En términos prácticos, para una persona que trabaje veinte horas semanales, la mejora anual puede superar los 300 euros brutos, dependiendo de la distribución de la jornada y las pagas extraordinarias.
Este ajuste tiene especial relevancia en un sector donde la contratación fragmentada es habitual. Muchas trabajadoras prestan servicios en varios hogares, lo que convierte el cálculo por horas en la referencia esencial para garantizar que se cumple el mínimo legal.
Retribución íntegra en metálico y límites al salario en especie
La legislación vigente establece que las cuantías fijadas como salario mínimo deben abonarse íntegramente en dinero. Esto implica que conceptos como alojamiento o manutención, habituales en determinados supuestos de empleo interno, no pueden utilizarse para reducir la parte en efectivo hasta situarla por debajo del mínimo legal.
En otras palabras, el salario en especie no puede compensar ni absorber el importe mínimo obligatorio. La norma protege así a las personas trabajadoras frente a posibles prácticas que diluyan la retribución real en metálico.
Esta garantía resulta clave en un ámbito donde las condiciones laborales han evolucionado en los últimos años hacia una mayor equiparación con el régimen general.
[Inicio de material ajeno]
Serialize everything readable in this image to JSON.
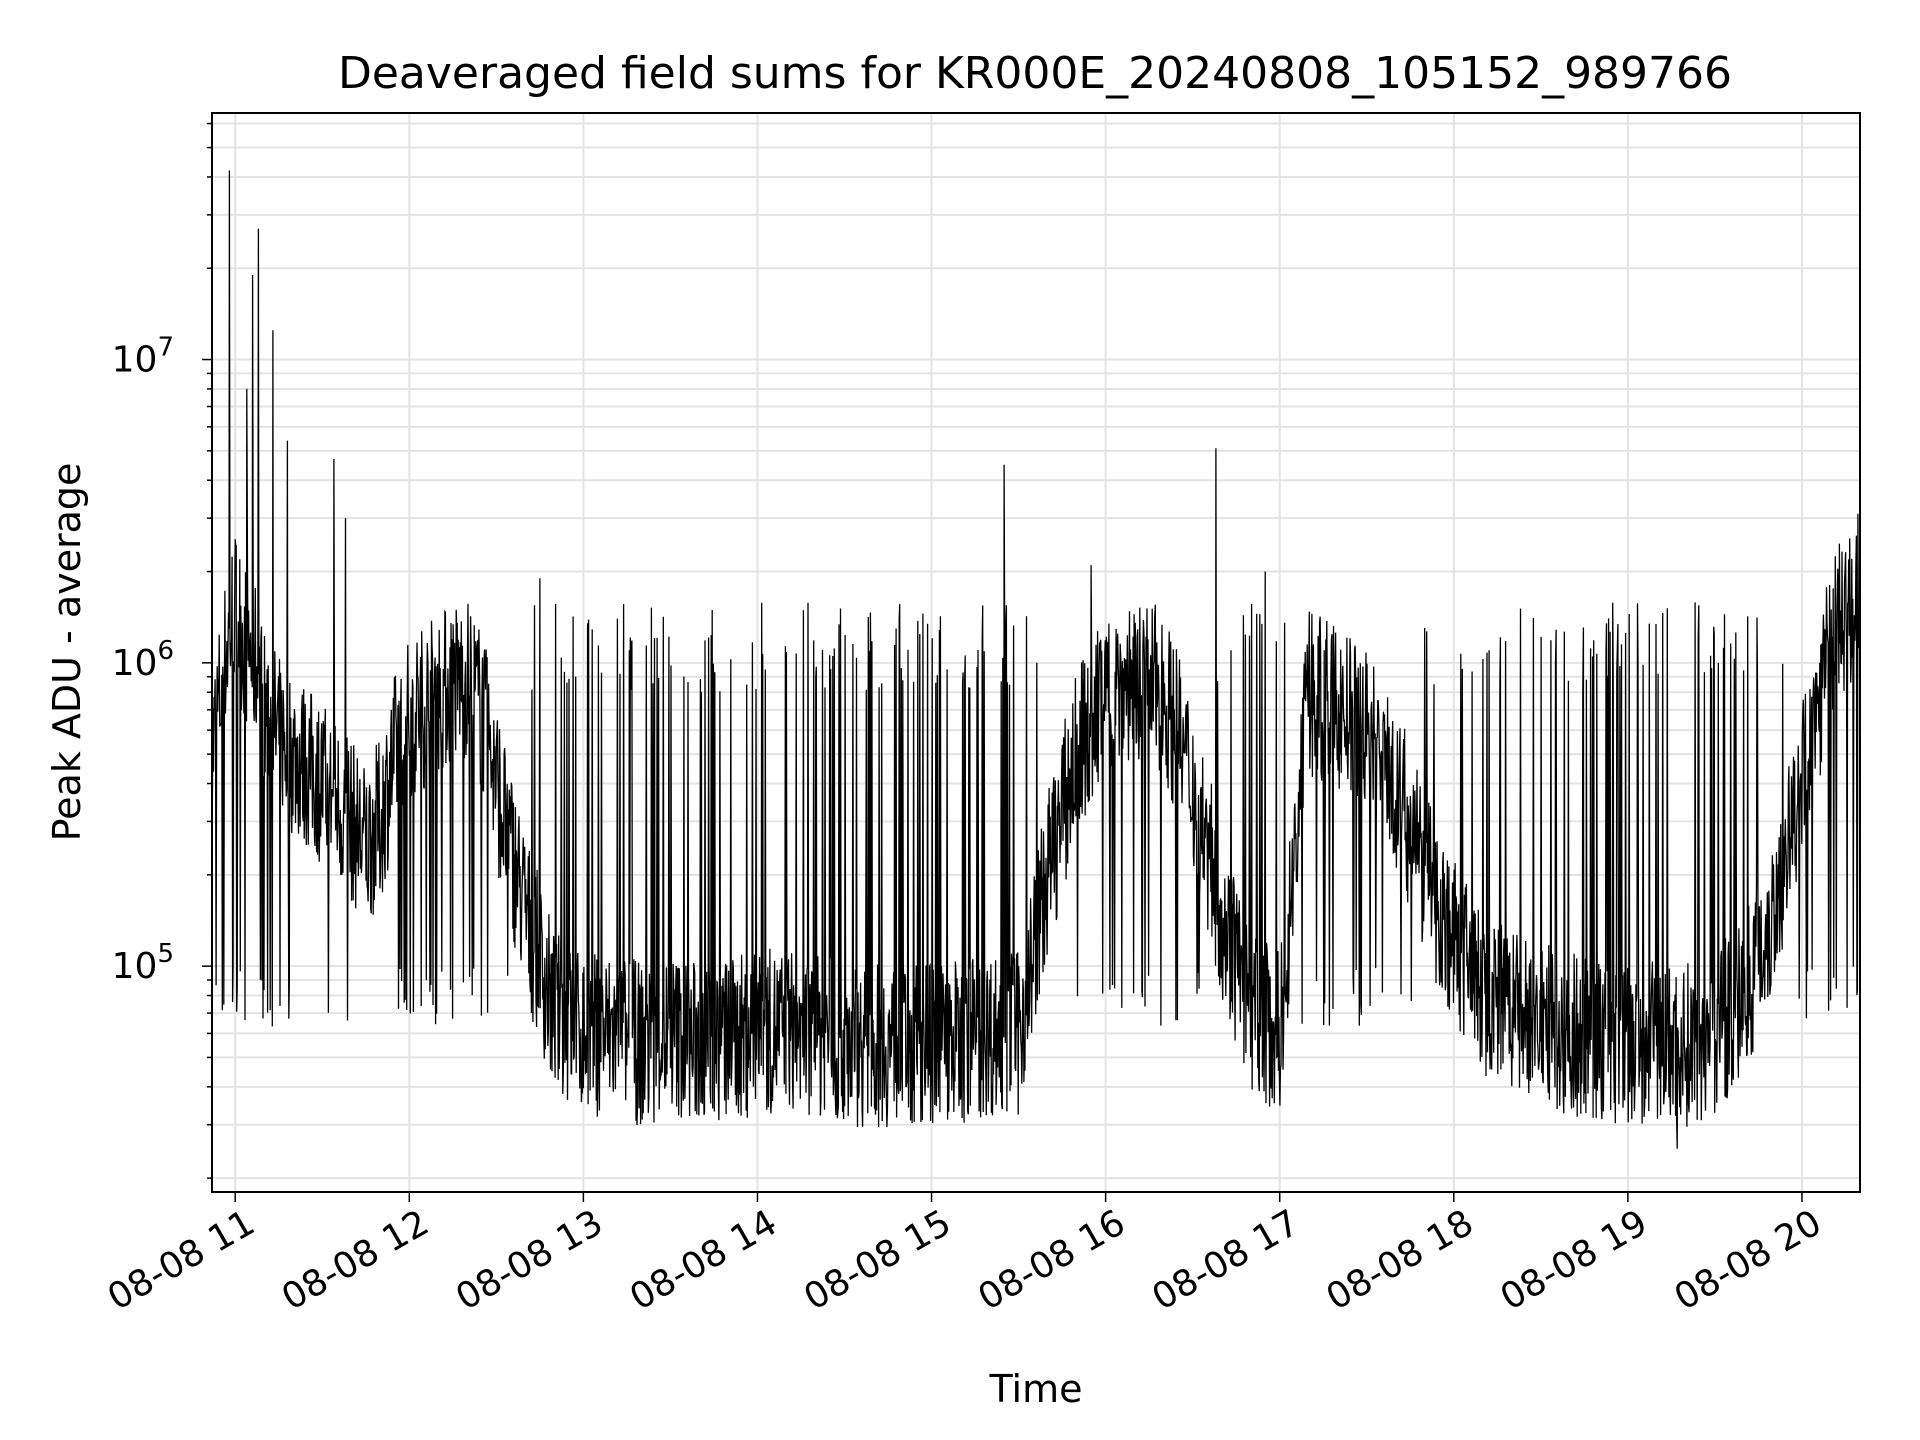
{
  "chart_data": {
    "type": "line",
    "title": "Deaveraged field sums for KR000E_20240808_105152_989766",
    "xlabel": "Time",
    "ylabel": "Peak ADU - average",
    "yscale": "log",
    "ylim": [
      18000,
      65000000
    ],
    "xlim": [
      "2024-08-08 10:52",
      "2024-08-08 20:20"
    ],
    "grid": true,
    "legend": "none",
    "line_color": "#000000",
    "x_ticks": [
      {
        "t": "2024-08-08 11:00",
        "label": "08-08 11"
      },
      {
        "t": "2024-08-08 12:00",
        "label": "08-08 12"
      },
      {
        "t": "2024-08-08 13:00",
        "label": "08-08 13"
      },
      {
        "t": "2024-08-08 14:00",
        "label": "08-08 14"
      },
      {
        "t": "2024-08-08 15:00",
        "label": "08-08 15"
      },
      {
        "t": "2024-08-08 16:00",
        "label": "08-08 16"
      },
      {
        "t": "2024-08-08 17:00",
        "label": "08-08 17"
      },
      {
        "t": "2024-08-08 18:00",
        "label": "08-08 18"
      },
      {
        "t": "2024-08-08 19:00",
        "label": "08-08 19"
      },
      {
        "t": "2024-08-08 20:00",
        "label": "08-08 20"
      }
    ],
    "y_ticks": [
      {
        "value": 100000,
        "base": "10",
        "exp": "5"
      },
      {
        "value": 1000000,
        "base": "10",
        "exp": "6"
      },
      {
        "value": 10000000,
        "base": "10",
        "exp": "7"
      }
    ],
    "series": [
      {
        "x": [
          "2024-08-08 10:52",
          "2024-08-08 10:55",
          "2024-08-08 10:58",
          "2024-08-08 11:00",
          "2024-08-08 11:03",
          "2024-08-08 11:07",
          "2024-08-08 11:10",
          "2024-08-08 11:14",
          "2024-08-08 11:20",
          "2024-08-08 11:25",
          "2024-08-08 11:30",
          "2024-08-08 11:35",
          "2024-08-08 11:40",
          "2024-08-08 11:45",
          "2024-08-08 11:50",
          "2024-08-08 11:55",
          "2024-08-08 12:00",
          "2024-08-08 12:10",
          "2024-08-08 12:20",
          "2024-08-08 12:25",
          "2024-08-08 12:30",
          "2024-08-08 12:40",
          "2024-08-08 12:50",
          "2024-08-08 13:00",
          "2024-08-08 13:10",
          "2024-08-08 13:20",
          "2024-08-08 13:30",
          "2024-08-08 13:40",
          "2024-08-08 13:50",
          "2024-08-08 14:00",
          "2024-08-08 14:10",
          "2024-08-08 14:20",
          "2024-08-08 14:30",
          "2024-08-08 14:40",
          "2024-08-08 14:50",
          "2024-08-08 15:00",
          "2024-08-08 15:10",
          "2024-08-08 15:20",
          "2024-08-08 15:30",
          "2024-08-08 15:40",
          "2024-08-08 15:50",
          "2024-08-08 16:00",
          "2024-08-08 16:10",
          "2024-08-08 16:20",
          "2024-08-08 16:30",
          "2024-08-08 16:40",
          "2024-08-08 16:50",
          "2024-08-08 17:00",
          "2024-08-08 17:10",
          "2024-08-08 17:20",
          "2024-08-08 17:30",
          "2024-08-08 17:40",
          "2024-08-08 17:50",
          "2024-08-08 18:00",
          "2024-08-08 18:10",
          "2024-08-08 18:20",
          "2024-08-08 18:30",
          "2024-08-08 18:40",
          "2024-08-08 18:50",
          "2024-08-08 19:00",
          "2024-08-08 19:10",
          "2024-08-08 19:20",
          "2024-08-08 19:30",
          "2024-08-08 19:40",
          "2024-08-08 19:50",
          "2024-08-08 20:00",
          "2024-08-08 20:10",
          "2024-08-08 20:20"
        ],
        "y": [
          500000,
          800000,
          1300000,
          1500000,
          1200000,
          1000000,
          700000,
          600000,
          500000,
          450000,
          400000,
          350000,
          300000,
          250000,
          300000,
          500000,
          650000,
          800000,
          900000,
          700000,
          400000,
          150000,
          70000,
          60000,
          60000,
          55000,
          60000,
          55000,
          58000,
          60000,
          62000,
          58000,
          56000,
          55000,
          55000,
          56000,
          57000,
          60000,
          60000,
          200000,
          500000,
          800000,
          900000,
          800000,
          400000,
          150000,
          70000,
          60000,
          800000,
          700000,
          600000,
          400000,
          200000,
          120000,
          80000,
          70000,
          65000,
          60000,
          58000,
          55000,
          55000,
          55000,
          60000,
          80000,
          150000,
          400000,
          1200000,
          1800000
        ]
      }
    ],
    "spikes": [
      {
        "x": "2024-08-08 10:58",
        "y": 42000000
      },
      {
        "x": "2024-08-08 11:04",
        "y": 8000000
      },
      {
        "x": "2024-08-08 11:06",
        "y": 19000000
      },
      {
        "x": "2024-08-08 11:08",
        "y": 27000000
      },
      {
        "x": "2024-08-08 11:13",
        "y": 12500000
      },
      {
        "x": "2024-08-08 11:18",
        "y": 5400000
      },
      {
        "x": "2024-08-08 11:34",
        "y": 4700000
      },
      {
        "x": "2024-08-08 11:38",
        "y": 3000000
      },
      {
        "x": "2024-08-08 12:45",
        "y": 1900000
      },
      {
        "x": "2024-08-08 15:25",
        "y": 4500000
      },
      {
        "x": "2024-08-08 15:55",
        "y": 2100000
      },
      {
        "x": "2024-08-08 16:38",
        "y": 5100000
      },
      {
        "x": "2024-08-08 16:55",
        "y": 2000000
      },
      {
        "x": "2024-08-08 19:17",
        "y": 25000
      }
    ]
  }
}
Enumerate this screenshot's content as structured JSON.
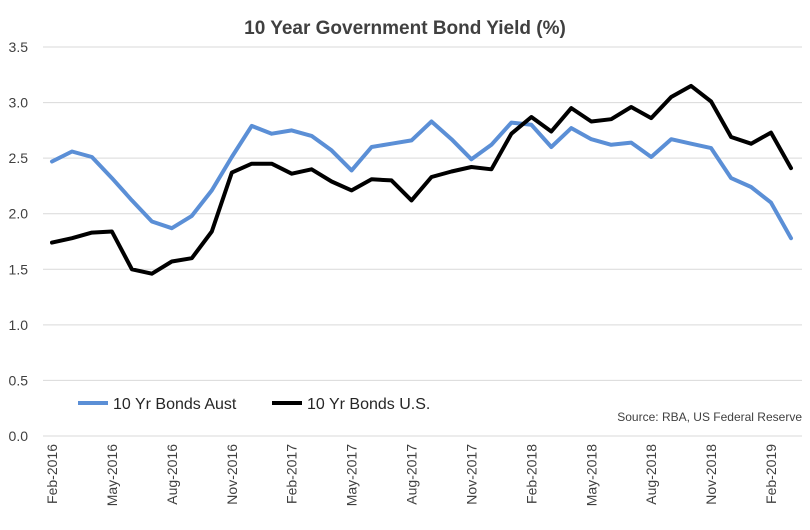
{
  "chart_data": {
    "type": "line",
    "title": "10 Year Government Bond Yield (%)",
    "xlabel": "",
    "ylabel": "",
    "ylim": [
      0,
      3.5
    ],
    "yticks": [
      "0.0",
      "0.5",
      "1.0",
      "1.5",
      "2.0",
      "2.5",
      "3.0",
      "3.5"
    ],
    "grid": true,
    "legend_position": "bottom-left",
    "source": "Source: RBA, US Federal Reserve",
    "x": [
      "Feb-2016",
      "Mar-2016",
      "Apr-2016",
      "May-2016",
      "Jun-2016",
      "Jul-2016",
      "Aug-2016",
      "Sep-2016",
      "Oct-2016",
      "Nov-2016",
      "Dec-2016",
      "Jan-2017",
      "Feb-2017",
      "Mar-2017",
      "Apr-2017",
      "May-2017",
      "Jun-2017",
      "Jul-2017",
      "Aug-2017",
      "Sep-2017",
      "Oct-2017",
      "Nov-2017",
      "Dec-2017",
      "Jan-2018",
      "Feb-2018",
      "Mar-2018",
      "Apr-2018",
      "May-2018",
      "Jun-2018",
      "Jul-2018",
      "Aug-2018",
      "Sep-2018",
      "Oct-2018",
      "Nov-2018",
      "Dec-2018",
      "Jan-2019",
      "Feb-2019",
      "Mar-2019"
    ],
    "x_tick_labels": [
      "Feb-2016",
      "May-2016",
      "Aug-2016",
      "Nov-2016",
      "Feb-2017",
      "May-2017",
      "Aug-2017",
      "Nov-2017",
      "Feb-2018",
      "May-2018",
      "Aug-2018",
      "Nov-2018",
      "Feb-2019"
    ],
    "series": [
      {
        "name": "10 Yr Bonds Aust",
        "color": "#5b8fd6",
        "values": [
          2.47,
          2.56,
          2.51,
          2.32,
          2.12,
          1.93,
          1.87,
          1.98,
          2.21,
          2.51,
          2.79,
          2.72,
          2.75,
          2.7,
          2.57,
          2.39,
          2.6,
          2.63,
          2.66,
          2.83,
          2.67,
          2.49,
          2.62,
          2.82,
          2.8,
          2.6,
          2.77,
          2.67,
          2.62,
          2.64,
          2.51,
          2.67,
          2.63,
          2.59,
          2.32,
          2.24,
          2.1,
          1.78
        ]
      },
      {
        "name": "10 Yr Bonds U.S.",
        "color": "#000000",
        "values": [
          1.74,
          1.78,
          1.83,
          1.84,
          1.5,
          1.46,
          1.57,
          1.6,
          1.84,
          2.37,
          2.45,
          2.45,
          2.36,
          2.4,
          2.29,
          2.21,
          2.31,
          2.3,
          2.12,
          2.33,
          2.38,
          2.42,
          2.4,
          2.72,
          2.87,
          2.74,
          2.95,
          2.83,
          2.85,
          2.96,
          2.86,
          3.05,
          3.15,
          3.01,
          2.69,
          2.63,
          2.73,
          2.41
        ]
      }
    ]
  }
}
Aunque el acuerdo se acaba de formalizar en febrero de 2026, la actualización tiene efectos desde el 1 de enero hasta el 31 de diciembre de este mismo año.
Esto significa que las empleadas del hogar pueden reclamar las diferencias salariales correspondientes a los meses ya trabajados si su retribución no se ajustó desde el inicio del ejercicio a las nuevas cuantías.
Eventuales y temporeros con nuevas referencias mínimas
La revisión del salario mínimo también incide en las personas trabajadoras eventuales y temporeras cuyos servicios a una misma empresa no superen los 120 días. En estos casos, el importe diario debe integrar la parte proporcional de domingos, festivos y pagas extraordinarias. Para 2026, la cuantía mínima por jornada legal en estas actividades no puede ser inferior a 57,82 euros.
Aunque este colectivo no se corresponde directamente con el servicio doméstico, la actualización confirma la vocación expansiva del salario mínimo como instrumento de garantía retributiva en distintos regímenes laborales.